September 2, 2023
A Guest’s Guide to Wedding Etiquette
The rules of etiquette are sometimes considered old-fashioned. Many weddings are still full of time-honoured, sometimes rather unusual traditions, and the rules regarding polite behaviour for guests are as relevant as ever, especially since they can take months to arrange.
The Invitation
While the wedding invite instructs you to “save the date”, it’s also worth saving any other information on there which may be helpful, such as seating arrangements, dress code, and menu options. Once you receive your invitation, returning your RSVP card at the earliest opportunity demonstrates good manners well before you arrive at the wedding.
Dress for the Occasion
In most cases, the invitation will outline the dress code.

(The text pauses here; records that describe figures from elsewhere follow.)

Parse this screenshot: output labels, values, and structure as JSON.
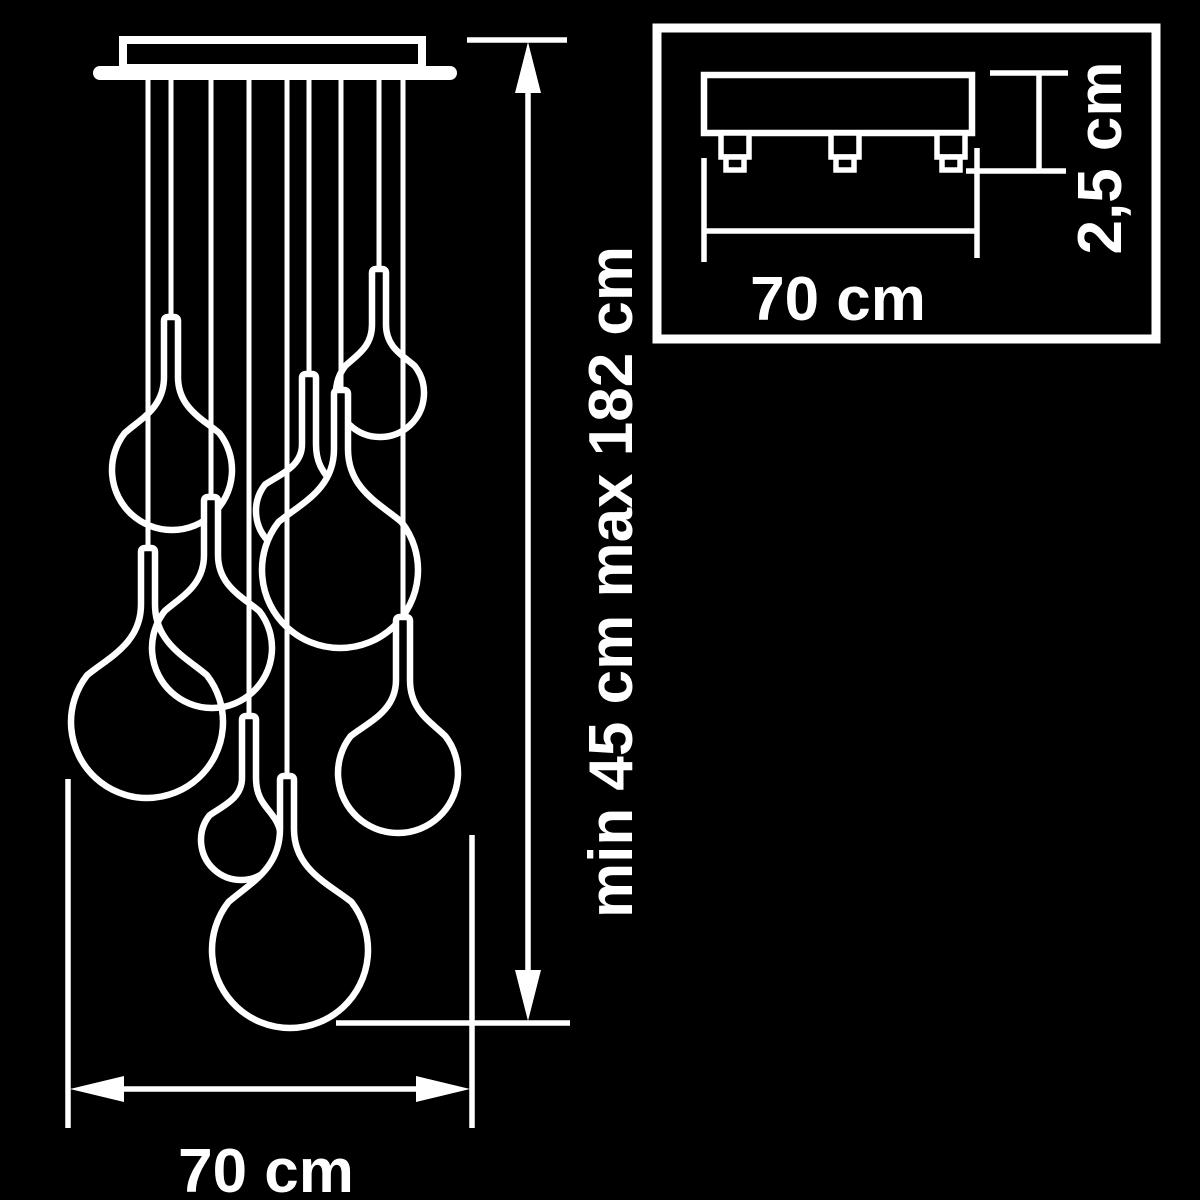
{
  "diagram": {
    "type": "pendant-chandelier-dimension-drawing",
    "colors": {
      "background": "#000000",
      "line": "#ffffff"
    },
    "main_view": {
      "height_label": "min 45 cm max 182 cm",
      "width_label": "70 cm",
      "pendant_count": 9,
      "canopy": {
        "box": [
          123,
          40,
          299,
          28
        ],
        "plate": [
          93,
          66,
          364,
          14
        ]
      },
      "cord_top_y": 76,
      "pendants": [
        {
          "id": "pendant-top-right",
          "x": 379,
          "cap": 269,
          "cx": 380,
          "cy": 393,
          "r": 44,
          "filled": true
        },
        {
          "id": "pendant-mid-small",
          "x": 309,
          "cap": 374,
          "cx": 299,
          "cy": 511,
          "r": 43,
          "filled": true
        },
        {
          "id": "pendant-upper-left",
          "x": 171,
          "cap": 317,
          "cx": 172,
          "cy": 470,
          "r": 60,
          "filled": true
        },
        {
          "id": "pendant-mid-left",
          "x": 211,
          "cap": 497,
          "cx": 212,
          "cy": 648,
          "r": 60,
          "filled": true
        },
        {
          "id": "pendant-big-left",
          "x": 148,
          "cap": 548,
          "cx": 147,
          "cy": 722,
          "r": 76,
          "filled": false
        },
        {
          "id": "pendant-mid-large",
          "x": 341,
          "cap": 390,
          "cx": 340,
          "cy": 570,
          "r": 78,
          "filled": true
        },
        {
          "id": "pendant-right",
          "x": 403,
          "cap": 617,
          "cx": 398,
          "cy": 773,
          "r": 60,
          "filled": true
        },
        {
          "id": "pendant-small-bottom",
          "x": 249,
          "cap": 716,
          "cx": 241,
          "cy": 840,
          "r": 40,
          "filled": true
        },
        {
          "id": "pendant-big-bottom",
          "x": 287,
          "cap": 776,
          "cx": 290,
          "cy": 950,
          "r": 78,
          "filled": true
        }
      ]
    },
    "inset_view": {
      "width_label": "70 cm",
      "height_label": "2,5 cm",
      "clip_count": 3,
      "clip_centers": [
        735,
        845,
        951
      ]
    }
  }
}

Wedding attire can range from casual to black-tie, although in some cases (such as a wedding with a particular theme), there may be recommendations for certain colours or styles of clothing. Unless it is specifically stated, avoid any white or cream-toned garments, or black.
Plus Ones
The question of whether or not you can invite an additional guest may also be found on the invitation. Unless it explicitly states this, it is best to assume that you have been invited as a solo guest, in which case it is good manners to avoid bringing along any uninvited guests.
Adults Only Invites
No matter the reasons the couple has for not wishing to have children present (whether it’s venue restrictions, budgeting or something else), try to see them as valid and not be affronted. If the invite states this, arrange suitable childcare in advance so you are not struggling to find it closer to the date and try to enjoy some “off-duty” time instead.
Gifting
Many couples create their own wedding websites with a gift registry for guests to shop from. If you have known them for a considerable amount of time, this is an important task to deal with early on. Check the registry and make your purchase as soon as possible, but avoid bringing it with you to the wedding; most gift registries also include shipping information. Many couples create their own wedding websites with a gift registry.
Show Up On Time
Punctuality minimizes the likelihood of disruption. If this is something you find challenging in general, plan your route in advance and strategize ways to deal with potential setbacks like heavy traffic. If you are late, an usher can escort you to your seat, but if you can’t, avoid the entryway to allow the bride and her family a few moments alone before the ceremony begins.
At the Ceremony
Check for signs indicating seating arrangements. Some adhere to the tradition of having the bride and groom’s family seated on either side, however, since these days most couples tend to have mutual friends and acquaintances, this is largely a thing of the past. As a general rule, avoid the front row as this is reserved for immediate family members.
Put Away Your Phone
Aside from potentially ruining the ambiance, phone use during a wedding could convey the unfortunate message that you’d rather not be there. Throughout the day, keep your phone in your pocket, and unless requested, leave any picture-taking to the wedding photographer.
Beware the Open Bar
After the formalities of the ceremony, the reception can come as a welcome relief, but be careful not to become too relaxed, however familiar you are with the newlyweds. In any event, too much of a good thing can lead to decisions you might later regret; at weddings, it’s especially important to keep this in mind.
Don’t Pull Focus
However romantic the setting may be, and regardless of how happy the couple will be on your behalf, this is supposed to be the couple’s day, so if you have any plans to propose, put them on hold until afterward.
Let them Come to You
Be respectful of the couple’s time, however long you have known them, and allow them to come to your table in their own time. It’s likely that they won’t appreciate being bombarded by guests, so take the time instead to chat with the other guests seated with you.
Know When to Leave
In most cases, the invitation will say something to the effect of “carriages at 11 pm”, which will indicate when it is time to leave. As with everything else, arrange your transport home ahead of time, say goodnight, and make a graceful exit, remembering to sign the guest book on your way out.